Para vencer a adversidade, o artista Newton Cavalcanti bolava soluções desconcertantes

O MUNDO em que vivemos não está constituído apenas de coisas materiais e fatos reais mas também de imagens, símbolos e cenários que os artistas inventam. O papel do imaginário é fundamental em nossa vida, que, por sua vez, é também inventada por nós. Volto a pensar nisso neste momento, quando tenho diante de mim algumas gravuras e desenhos de Newton Cavalcanti, artista de peculiar personalidade e talento que, faz pouco, nos deixou para sempre.
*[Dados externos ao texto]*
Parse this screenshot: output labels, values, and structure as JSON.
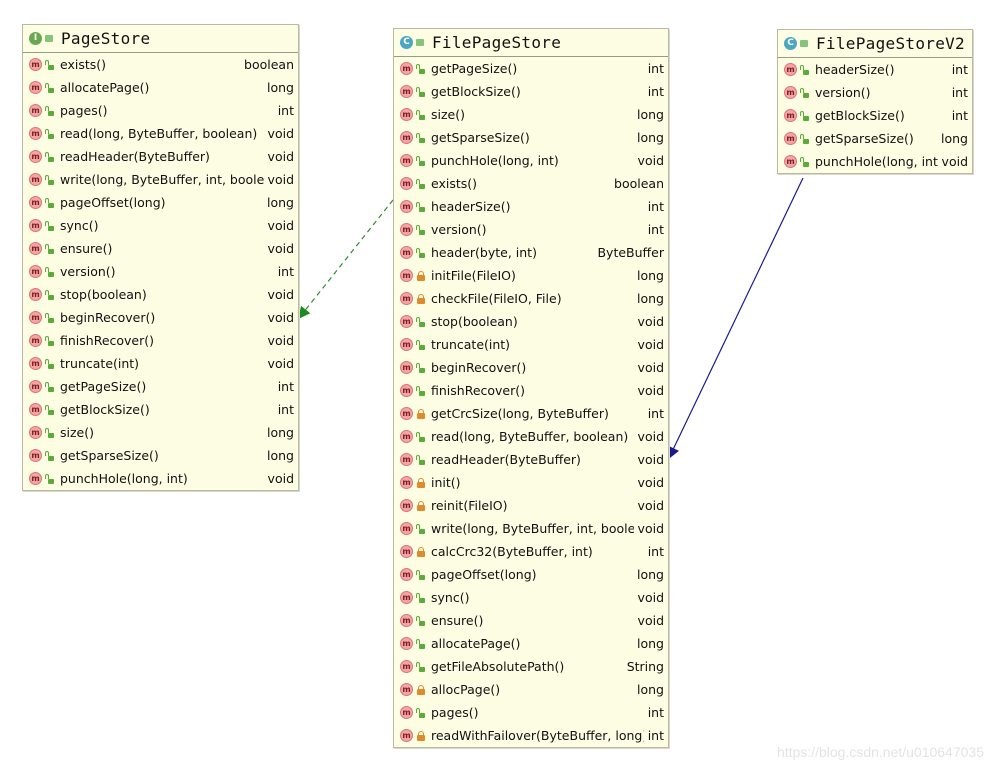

Só assim, dirão todos os que o conheceram, pararia quieto, já que, durante todos os anos de sua vida, esteve em permanente ebulição, bradando contra tudo que lhe desagradava -e que não era pouca coisa. Quando o conheci, nos anos 50, éramos ambos jovens, ambos nordestinos, ambos magérrimos, ambos com o cabelo liso caído na testa. Mas, se eu tinha duas mãos, ele só tinha uma e, não obstante, escolheu ser gravador e, pior, fazer xilogravuras, o que lhe exigia cavar com exatidão, na placa de madeira, o contorno de suas figuras exasperadas.
Sua vida não era fácil, mesmo por que, além do mais, dedicara-se à xilo numa época em que o concretismo substituíra, nas artes plásticas, a figura humana pelas formas geométricas e o drama pelo construção racional; como se não bastasse, a própria gravura adotara técnicas sofisticadas e linguagem abstrata. Discípulo de Oswald Goeldi, de quem herdara o horror à sofisticação, tinha dificuldade de expor e vender.
Mas isso não o abatia, acostumado que estava a enfrentar dificuldades na vida. E tampouco media as palavras quando denunciava o que, para ele, era uma traição aos verdadeiros valores da arte. Não que fosse um purista ou um acomodado; era, pelo contrário, rebelde e inconformado.
Na verdade, o universo imaginário que habitava era o das figuras patéticas, às vezes pessoas, outras vezes animais inventados, monstros advindos das lendas ou de sua fantasia.
Para vencer a adversidade, bolava soluções originais e desconcertantes, como quando fez parceria com o arquiteto Sérgio Bernardes, que, se não me engano, cedeu-lhe um apartamento para montar atelier. Nada mais distante das gravuras de Newton do que a arquitetura de Sérgio, ultramoderna e inovadora. Uma coisa, porém, os unia: a vontade de sonhar além dos limites aceitáveis.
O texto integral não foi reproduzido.